Open Source

10 items

postgresqldatabasesqlrelationalmvccacidreplicationadvanced

PostgreSQL: The World's Most Advanced Open Source Database

The relational database that combines SQL standards compliance with extensibility, powering Instagram, Spotify, and the US Federal Aviation Administration

C|15,000 stars|Updated January 2024|50 min read

View on GitHub

Summary

PostgreSQL is an object-relational database that has evolved over 35+ years from an academic project into the most feature-rich open source database. It combines rock-solid ACID compliance with advanced features like JSON support, full-text search, and extensibility through custom types and functions. The key architectural insight: MVCC (Multi-Version Concurrency Control) allows readers and writers to never block each other, enabling high concurrency without sacrificing consistency.

Key Takeaways

MVCC: Readers Never Block Writers

PostgreSQL uses Multi-Version Concurrency Control to maintain multiple versions of rows. Each transaction sees a snapshot of the database, so readers never wait for writers and writers never wait for readers. This is the foundation of PostgreSQL's high concurrency.

Write-Ahead Logging (WAL)

Every change is first written to a sequential log before modifying data pages. This provides durability (crash recovery), enables point-in-time recovery, and powers streaming replication. WAL is why PostgreSQL can guarantee your data survives crashes.
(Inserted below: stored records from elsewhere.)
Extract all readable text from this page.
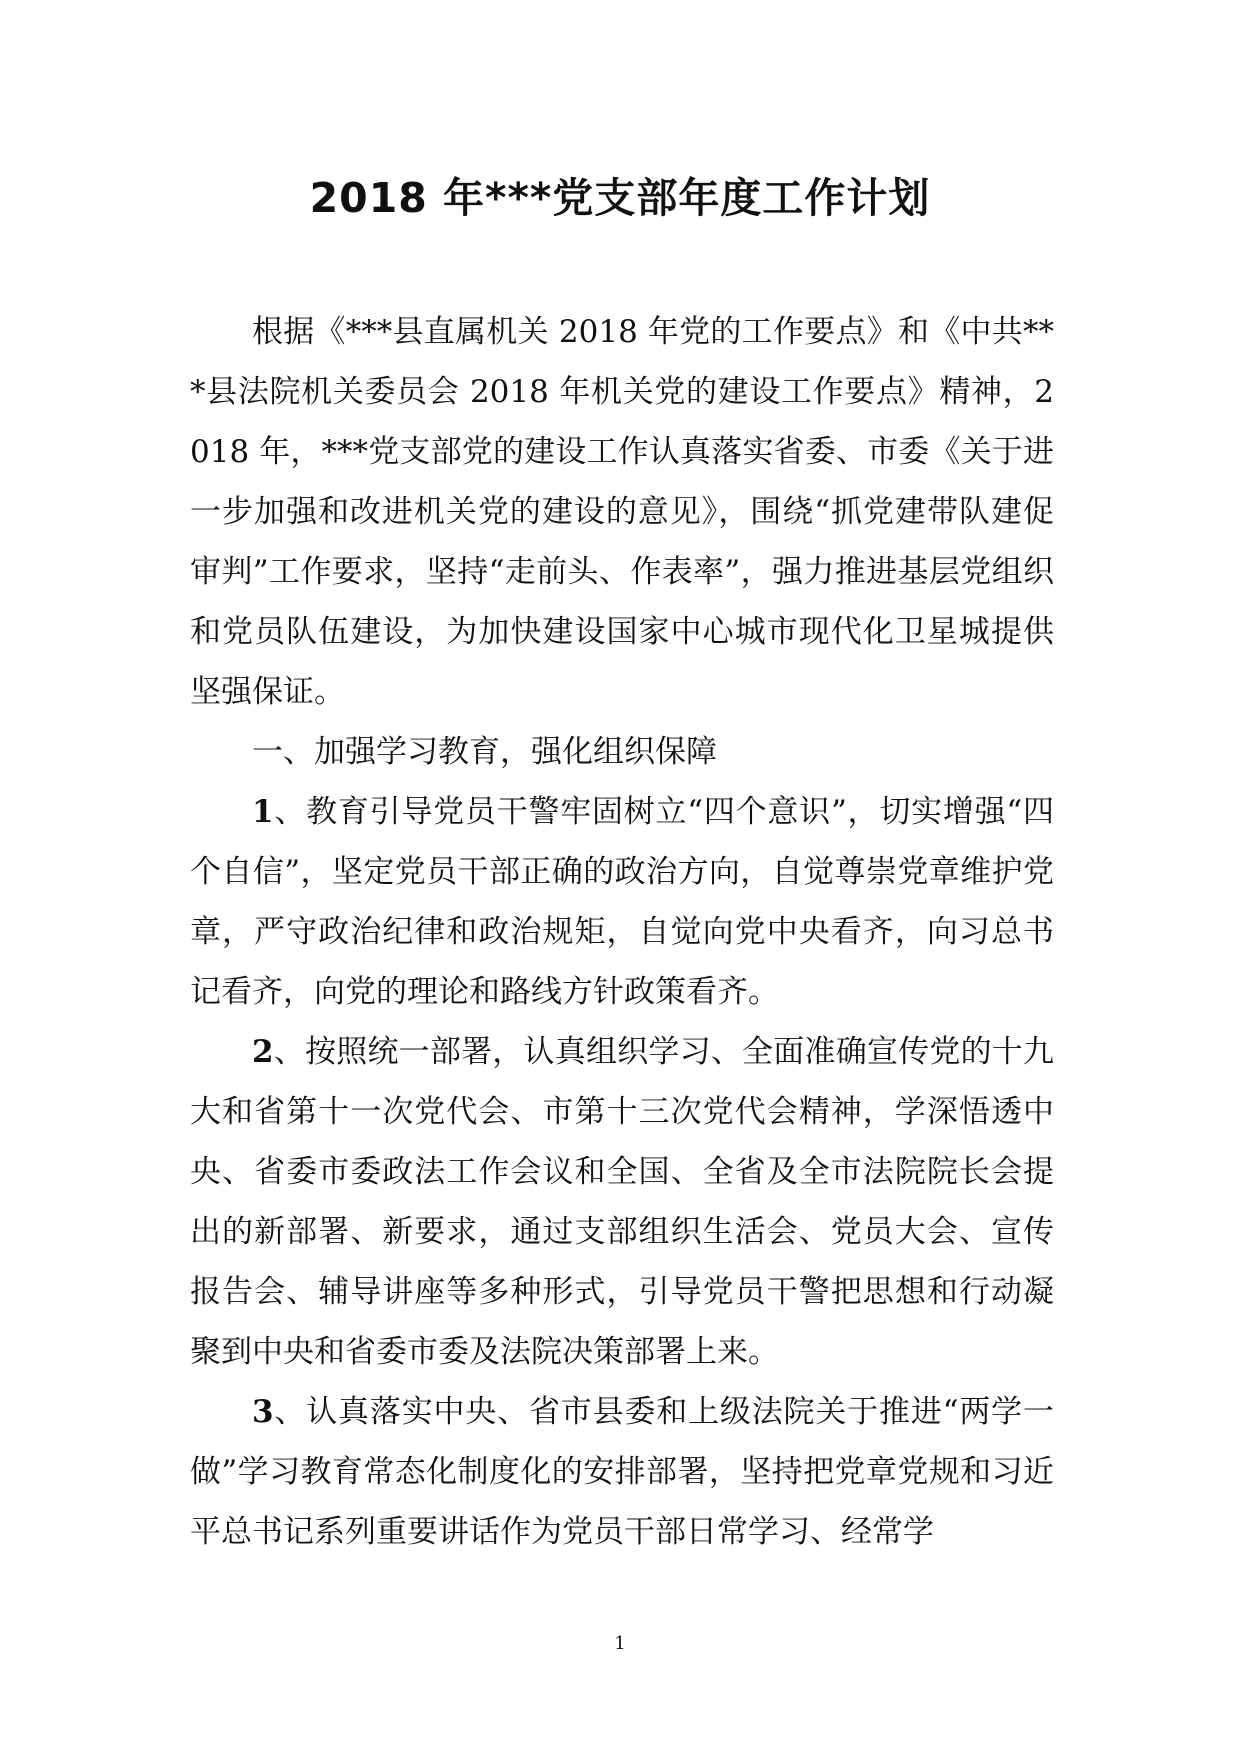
2018 年***党支部年度工作计划

根据《***县直属机关 2018 年党的工作要点》和《中共***县法院机关委员会 2018 年机关党的建设工作要点》精神，2018 年，***党支部党的建设工作认真落实省委、市委《关于进一步加强和改进机关党的建设的意见》，围绕“抓党建带队建促审判”工作要求，坚持“走前头、作表率”，强力推进基层党组织和党员队伍建设，为加快建设国家中心城市现代化卫星城提供坚强保证。

一、加强学习教育，强化组织保障

1、教育引导党员干警牢固树立“四个意识”，切实增强“四个自信”，坚定党员干部正确的政治方向，自觉尊崇党章维护党章，严守政治纪律和政治规矩，自觉向党中央看齐，向习总书记看齐，向党的理论和路线方针政策看齐。

2、按照统一部署，认真组织学习、全面准确宣传党的十九大和省第十一次党代会、市第十三次党代会精神，学深悟透中央、省委市委政法工作会议和全国、全省及全市法院院长会提出的新部署、新要求，通过支部组织生活会、党员大会、宣传报告会、辅导讲座等多种形式，引导党员干警把思想和行动凝聚到中央和省委市委及法院决策部署上来。

3、认真落实中央、省市县委和上级法院关于推进“两学一做”学习教育常态化制度化的安排部署，坚持把党章党规和习近平总书记系列重要讲话作为党员干部日常学习、经常学

1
Extensibility as a Core Principle

PostgreSQL lets you add custom data types, operators, index methods, and procedural languages. Extensions like PostGIS (geospatial), TimescaleDB (time-series), and pgvector (AI embeddings) transform PostgreSQL into specialized databases.

PostgreSQL began in 1986 at UC Berkeley as POSTGRES (Post-Ingres), led by Professor Michael Stonebraker. The goal was to build a database that could handle complex data types and relationships that the previous generation (Ingres) could not.

Key milestones: - 1986: POSTGRES project starts at Berkeley - 1996: Renamed to PostgreSQL, SQL support added - 2005: Native Windows support - 2010: Streaming replication - 2016: Parallel query execution - 2022: 64-bit transaction IDs (no more wraparound panic)

Today, PostgreSQL is the default choice for new applications that need a relational database. It powers:

Instagram: Stores user data, feeds, relationships
Spotify: Playlist and user metadata
Apple: Parts of iCloud infrastructure
The FAA: Flight data systems
Heroku, Supabase, Neon: As the core database platform

Why choose PostgreSQL?

Standards compliance: Most complete SQL implementation
Data integrity: Strict ACID, constraints, foreign keys
Extensibility: Add custom types, functions, index methods
JSON support: JSONB with indexing - best of both worlds
Advanced features: CTEs, window functions, full-text search
No licensing costs: True open source (PostgreSQL License)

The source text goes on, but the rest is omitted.